Biotech incubator CUREator will receive $3 million in funding from CSIRO to support Australia’s health security and protect against emerging infectious diseases and pandemics.
CSIRO scientists will also collaborate with innovators and emerging companies through CUREator.
The CSIRO funding allows CUREator to launch a new health security stream that will give promising projects up to $1 million over three years across fields including emerging infectious diseases and pandemics research, and therapies targeting chemical, biological and radiological threats.
CUREator was established in 2021 with $40 million in funding from the federal government’s Medical Research Future Fund (MRFF). It is managed by Brandon BioCatalyst.
Brandon BioCatalyst CEO Dr Chris Nave said the partnership with CSIRO demonstrated strong support for translating innovation to action.
“With CUREator our aim is to increase the capital and expertise available to progress more of our brilliant research discoveries for the laboratory to the clinic, and ultimately into life-saving new therapies. The CSIRO funding will be specifically focussed on technologies that have the potential to protect Australians from future pandemics and health threats,” said Dr Nave.
“CSIRO has a long and successful track record of using science to create solutions for challenges and opportunities facing our country; so this funding directed toward national health security projects is a natural extension of these endeavours.”

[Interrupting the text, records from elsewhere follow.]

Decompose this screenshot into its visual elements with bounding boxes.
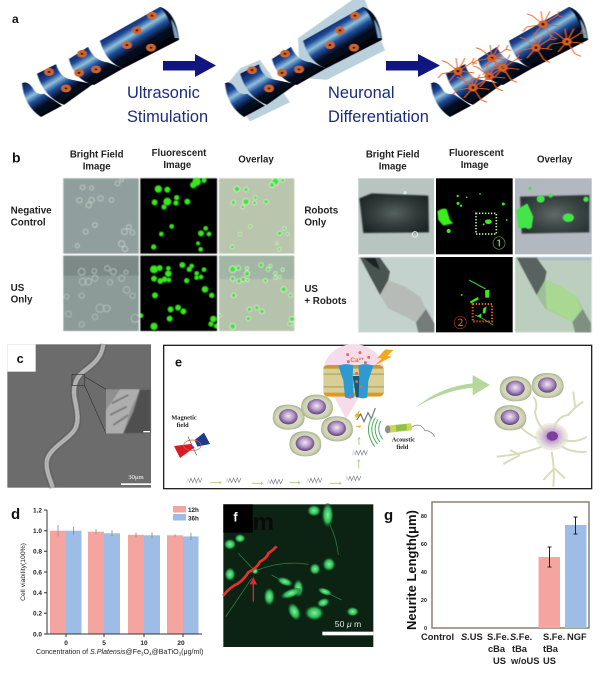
row labels [304, 206, 347, 307]
panel label f [223, 504, 274, 536]
scale bar 50 um [322, 619, 373, 635]
label: neuronal differentiation: Neuronal [328, 84, 395, 102]
category labels: S.Fe. [487, 632, 509, 642]
y tick labels: 40 [421, 570, 427, 576]
y tick labels: 0.8 [33, 548, 42, 556]
column headings: Fluorescent [449, 148, 504, 159]
helix robot with cells [22, 7, 179, 117]
row labels: US [304, 284, 318, 295]
dotted region marker 1 [476, 213, 496, 234]
fluorescent: negative control [140, 178, 217, 254]
row labels [11, 205, 52, 306]
panel label c: c [17, 352, 24, 366]
green neuron cells [224, 503, 359, 622]
category labels: S.US [461, 632, 483, 642]
panel f: fluorescent micrograph of neurites [223, 503, 373, 647]
column headings: Fluorescent [152, 148, 207, 159]
column headings: Image [83, 161, 111, 172]
overlay: negative control [219, 178, 294, 254]
bars [538, 525, 586, 628]
y tick labels: 1.0 [33, 528, 42, 535]
category labels: tBa [543, 644, 559, 654]
legend: 12h [188, 507, 199, 514]
panel label f: m [253, 509, 274, 536]
dotted region marker 2 [473, 304, 492, 321]
panel label a: a [12, 12, 19, 26]
arrow: ultrasonic stimulation [163, 54, 216, 77]
magnified ion channel: Ca²⁺ [350, 357, 365, 364]
DNA path along the bottom [187, 437, 368, 485]
category labels: w/oUS [510, 656, 539, 666]
panel label c [7, 344, 36, 372]
row labels: Control [11, 217, 46, 228]
magnetic field label: field [177, 422, 189, 429]
y axis title: Cell viability(100%) [20, 543, 27, 601]
x tick labels: 0 [64, 640, 68, 647]
scale bar 30 um: 30μm [128, 474, 145, 481]
panel label d: d [11, 506, 20, 523]
column headings: Bright Field [366, 149, 420, 160]
axes [44, 510, 202, 637]
category labels: S.Fe. [543, 632, 565, 642]
fluorescent: US only [139, 256, 218, 331]
y tick labels: 0 [424, 626, 427, 632]
magnetic field label: Magnetic [171, 415, 197, 422]
panel label f: f [233, 511, 238, 525]
label: neuronal differentiation: Differentiation [328, 108, 429, 126]
legend: 36h [188, 516, 199, 522]
icon: magnet [174, 433, 210, 458]
row labels: Only [11, 295, 33, 306]
x axis title: 4 [149, 652, 152, 656]
callout number 2: ② [454, 313, 467, 332]
y tick labels: 80 [421, 514, 427, 520]
zoom inset [72, 374, 151, 433]
x axis title: 3 [179, 652, 182, 656]
column headings: Overlay [238, 155, 274, 166]
panel c: SEM micrograph of helical filament [7, 344, 152, 488]
category labels: cBa [488, 644, 506, 654]
icon: acoustic transducer [385, 423, 435, 437]
category labels: Control [421, 632, 454, 642]
legend [173, 506, 199, 522]
sparks and DNA near transducer [355, 408, 375, 429]
bright field: robots only [358, 178, 434, 254]
panel b left: negative control and US only micrographs [11, 148, 296, 331]
overlay: US plus robots [515, 257, 592, 332]
category labels: US [493, 656, 506, 666]
plot frame [432, 502, 589, 628]
y tick labels: 0.0 [33, 632, 42, 638]
row labels: Robots [304, 206, 339, 217]
row labels: US [11, 283, 25, 294]
neighbouring cells [494, 373, 564, 430]
y tick labels: 1.2 [33, 508, 42, 514]
overlay: US only [218, 256, 296, 331]
x axis title: O [144, 648, 150, 656]
label: ultrasonic stimulation: Stimulation [127, 108, 208, 126]
category labels: tBa [512, 644, 528, 654]
column headings [366, 148, 573, 172]
y tick labels [33, 508, 42, 638]
arrow: neuronal differentiation [386, 54, 440, 77]
panel d: cell viability bar chart [11, 506, 203, 656]
column headings: Image [163, 160, 192, 171]
acoustic waves [368, 416, 383, 447]
overlay: robots only [515, 178, 592, 254]
category labels: US [543, 656, 556, 666]
category labels: S.Fe. [510, 632, 532, 642]
y tick labels: 0.2 [33, 610, 42, 618]
panel label b: b [12, 149, 21, 165]
helix robot with differentiated neurons [431, 7, 588, 117]
error bars [58, 525, 191, 540]
panel b right: robots only and US plus robots micrographs [304, 148, 592, 332]
label: ultrasonic stimulation: Ultrasonic [127, 84, 200, 102]
x tick labels: 5 [102, 640, 106, 647]
acoustic field label: field [396, 444, 409, 451]
error bars [548, 517, 578, 567]
neurite extensions [226, 525, 342, 617]
x tick labels [64, 640, 185, 647]
arrow: differentiation [416, 375, 490, 407]
red arrow [250, 577, 257, 602]
bars [50, 531, 198, 634]
category labels: NGF [567, 632, 587, 642]
x tick labels: 20 [177, 640, 185, 647]
row labels: Only [304, 218, 327, 229]
acoustic field label: Acoustic [392, 437, 415, 444]
y tick labels: 0.4 [33, 590, 42, 597]
column headings: Overlay [537, 155, 573, 166]
x axis title: 3 [141, 652, 144, 656]
callout number 1: ① [492, 233, 506, 252]
column headings: Image [379, 161, 407, 172]
cell cluster [273, 395, 333, 456]
red helix filament [223, 546, 277, 596]
column headings: Bright Field [70, 149, 124, 160]
fluorescent: US plus robots [436, 257, 513, 332]
row labels: + Robots [304, 296, 347, 307]
y tick labels: 0.6 [33, 570, 42, 576]
x tick labels: 10 [140, 640, 148, 647]
column headings [70, 148, 274, 172]
y tick labels: 20 [421, 598, 427, 604]
column headings: Image [461, 160, 489, 171]
x axis title: Concentration of S.Platensis@Fe [36, 648, 141, 656]
helix robot under ultrasound [225, 0, 385, 121]
x axis title: (μg/ml) [181, 648, 203, 656]
row labels: Negative [11, 205, 52, 216]
magnified ion channel [323, 344, 385, 419]
panel e: mechanism diagram [164, 344, 592, 489]
bright field: US only [63, 256, 139, 331]
panel label g: g [384, 507, 393, 524]
y tick labels: 60 [421, 542, 427, 548]
x axis title: @BaTiO [152, 648, 179, 656]
differentiated neuron [497, 392, 587, 487]
helical filament [47, 344, 103, 488]
frame [164, 345, 592, 489]
fluorescent: robots only [436, 178, 513, 254]
y axis title: Neurite Length(μm) [404, 510, 419, 630]
scale bar 30 um [121, 474, 152, 485]
panel label e: e [175, 356, 182, 370]
category labels [421, 632, 587, 666]
bright field: US plus robots [358, 257, 434, 332]
bright field: negative control [63, 178, 139, 254]
scale bar 50 um: 50 μ m [335, 619, 361, 629]
y tick labels [421, 514, 427, 632]
panel g: neurite length bar chart [384, 502, 589, 666]
icon: lightning bolt [375, 349, 393, 365]
panel a: ultrasonic stimulation and neuronal differentiation schematic [12, 0, 588, 126]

Anita van der Meer, executive manager at CSIRO said the agency was supporting the opportunity to develop new health security capabilities and technology.
“CSIRO brings an incredible wealth of capability in pandemic preparedness, biomedical research, vaccine development and biomanufacturing. CUREator will play an important role bridging the gap between where research funding ends and seed funding begins, and CSIRO is pleased to support home-grown health security discoveries,” said Ms van der Meer.